Jadi Kurir Sabu 8,8 Kg, Penarik Becak di Medan Divonis 20 Tahun Penjar

Pengadilan Negeri Medan Memvonis 20 Tahun Penjara Terhadap Seorang Kurir Sabu. ( Dok. Tribun-medan com )

eparinta.net – Pengadilan Negeri Medan memvonis Rizal Haris Daulay 20 tahun penjara karena menjadi kurir sabu 8,8 Kg.

Rizal adalah seorang penarik becak bermotor yang tergiur menjadi kurir narkoba karena upah Rp 1,5 juta.

Bacaan Lainnya

“Menjatuhkan terdakwa Rizal Haris Daulay dengan pidana penjara selama 20 tahun, denda Rp1 miliar apabila denda tidak dibayar maka diganti dengan pidana 6 bulan penjara,” kata majelis hakim yang diketuai Sayed Tarmizi, Jumat (12/8/2022).

Di persidangan terungkap fakta-fakta bahwa Rizal Haris dinilai telah memenuhi unsur melakukan tindak pidana Pasal 114 ayat (2) UU Nomor 35 Tahun 2009 tentang Narkotika, sebagaimana dakwaan pertama.

“Yakni tanpa hak atau melawan hukum menerima atau menjadi perantara jual beli (kurir) narkotika Golongan I jenis sabu seberat 8,8 Kg,” urai hakim.

Dikatakan hakim adapun hal memberatkan, perbuatan terdakwa tidak sejalan dengan program pemerintah dalam pemberantasan peredaran gelap narkotika.

“Keadaan meringankan, terdakwa mengakui dan menyesali perbuatannya, belum pernah dihukum, serta sopan selama persidangan,” kata hakim.

Vonis yang diberikan hakim itu lebih berat dari tuntutan Jaksa Penuntut Umum (JPU) Fauzan Irgi Hasibuan. Jaksa sebelumnya menuntut terdakwa 14 tahun penjara.

Meski divonis lebih berat dari tuntutan jaksa, terdakwa Rizal Haris Daulay maupun penasihat hukumnya (PH) Juwita Batubara menyatakan menerima putusan yang baru dibacakan tersebut.

Rizal Haris dihubungi Embong lewat sambungan WhatsApp (WA).

“Abang mau kerjaan gak? Bantu aku jual sabu, nanti abang antarkanlah sabunya ke pembeli. Upahnya Rp1,5 juta. Minggu depan tunggulah di dekat RS Bunda Thamrin, nanti ada yang ngasih handphone sama abang,” kata Fauzan menirukan ucapan Embong.

Terdakwa Rizal Haris pun pada Minggu (13/3/2022) siang menunggu di depan rumah sakit. Benar saja, pria tak dikenal datang menghampirinya sembari memberikan handphone.

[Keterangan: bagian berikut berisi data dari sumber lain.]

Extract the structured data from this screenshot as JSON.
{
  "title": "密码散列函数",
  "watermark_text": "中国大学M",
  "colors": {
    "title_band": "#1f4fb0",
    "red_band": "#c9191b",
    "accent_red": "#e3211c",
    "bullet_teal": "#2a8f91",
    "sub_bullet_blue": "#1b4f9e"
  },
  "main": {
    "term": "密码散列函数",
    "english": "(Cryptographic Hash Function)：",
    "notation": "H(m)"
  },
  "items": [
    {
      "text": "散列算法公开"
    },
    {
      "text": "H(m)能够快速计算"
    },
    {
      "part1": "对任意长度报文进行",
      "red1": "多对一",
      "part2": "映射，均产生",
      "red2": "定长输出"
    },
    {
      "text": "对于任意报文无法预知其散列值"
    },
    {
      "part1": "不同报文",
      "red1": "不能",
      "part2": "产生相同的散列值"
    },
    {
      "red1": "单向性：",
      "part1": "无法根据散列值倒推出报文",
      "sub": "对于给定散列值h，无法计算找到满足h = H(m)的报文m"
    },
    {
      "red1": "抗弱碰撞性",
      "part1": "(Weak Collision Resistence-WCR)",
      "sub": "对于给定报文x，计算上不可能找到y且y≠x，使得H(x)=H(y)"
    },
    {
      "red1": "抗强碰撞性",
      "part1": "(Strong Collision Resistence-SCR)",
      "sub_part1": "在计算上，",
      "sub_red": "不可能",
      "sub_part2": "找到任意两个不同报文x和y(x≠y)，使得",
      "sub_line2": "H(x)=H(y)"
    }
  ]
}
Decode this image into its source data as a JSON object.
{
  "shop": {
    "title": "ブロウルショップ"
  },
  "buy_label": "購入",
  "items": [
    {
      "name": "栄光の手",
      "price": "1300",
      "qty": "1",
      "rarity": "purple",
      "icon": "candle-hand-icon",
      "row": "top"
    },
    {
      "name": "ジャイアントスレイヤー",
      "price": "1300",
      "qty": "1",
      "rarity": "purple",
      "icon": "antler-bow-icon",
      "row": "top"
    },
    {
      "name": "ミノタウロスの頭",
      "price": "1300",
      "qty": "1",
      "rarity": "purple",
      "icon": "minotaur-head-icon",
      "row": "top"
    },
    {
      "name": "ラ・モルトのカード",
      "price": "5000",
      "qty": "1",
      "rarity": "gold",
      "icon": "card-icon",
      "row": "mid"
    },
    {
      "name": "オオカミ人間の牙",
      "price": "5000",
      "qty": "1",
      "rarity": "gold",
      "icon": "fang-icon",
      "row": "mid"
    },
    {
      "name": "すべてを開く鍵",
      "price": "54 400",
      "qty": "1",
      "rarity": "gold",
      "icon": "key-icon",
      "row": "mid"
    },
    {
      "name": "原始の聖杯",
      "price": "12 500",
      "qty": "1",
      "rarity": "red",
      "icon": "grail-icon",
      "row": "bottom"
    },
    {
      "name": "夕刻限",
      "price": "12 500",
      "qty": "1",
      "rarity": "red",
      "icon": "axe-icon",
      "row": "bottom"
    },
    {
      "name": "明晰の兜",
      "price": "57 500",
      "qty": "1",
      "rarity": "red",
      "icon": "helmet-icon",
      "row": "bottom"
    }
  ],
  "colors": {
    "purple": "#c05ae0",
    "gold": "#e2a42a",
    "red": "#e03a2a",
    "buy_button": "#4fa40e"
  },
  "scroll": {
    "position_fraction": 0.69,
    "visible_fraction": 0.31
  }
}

Terdakwa kemudian mengikuti petunjuk Embong melalui handphone yang baru diterimanya.

“Setelah sampai di Jalan Gatot Subroto Simpang Jalan Titi Papan terdakwa ditelfon kembali dan diarahkan untuk menunggu di Jalan Titi Papan Gang Persatuan,” kata jaksa.

Tidak lama kemudian, tiba-tiba seseorang datang dan menghampiri terdakwa sambil menyerahkan tas berisikan kristal putih sebanyak 9 bungkus dan kemudian dimasukkan terdakwa ke dalam betornya dan menunggu arahan lebih lanjut kepada siapa barang tersebut akan diantarkan.

Berharap dapat upah Rp 1,5 juta malah jarus berurusan ke petugas tim Satresnarkoba Polrestabes Medan yang tiba-tiba datang menghampirinya.

Hasil pemeriksaan laboratorium, barang bukti kristal putih yang didapat dari tangan terdakwa tersebut positif mengandung metamfetamin, populer disebut sabu.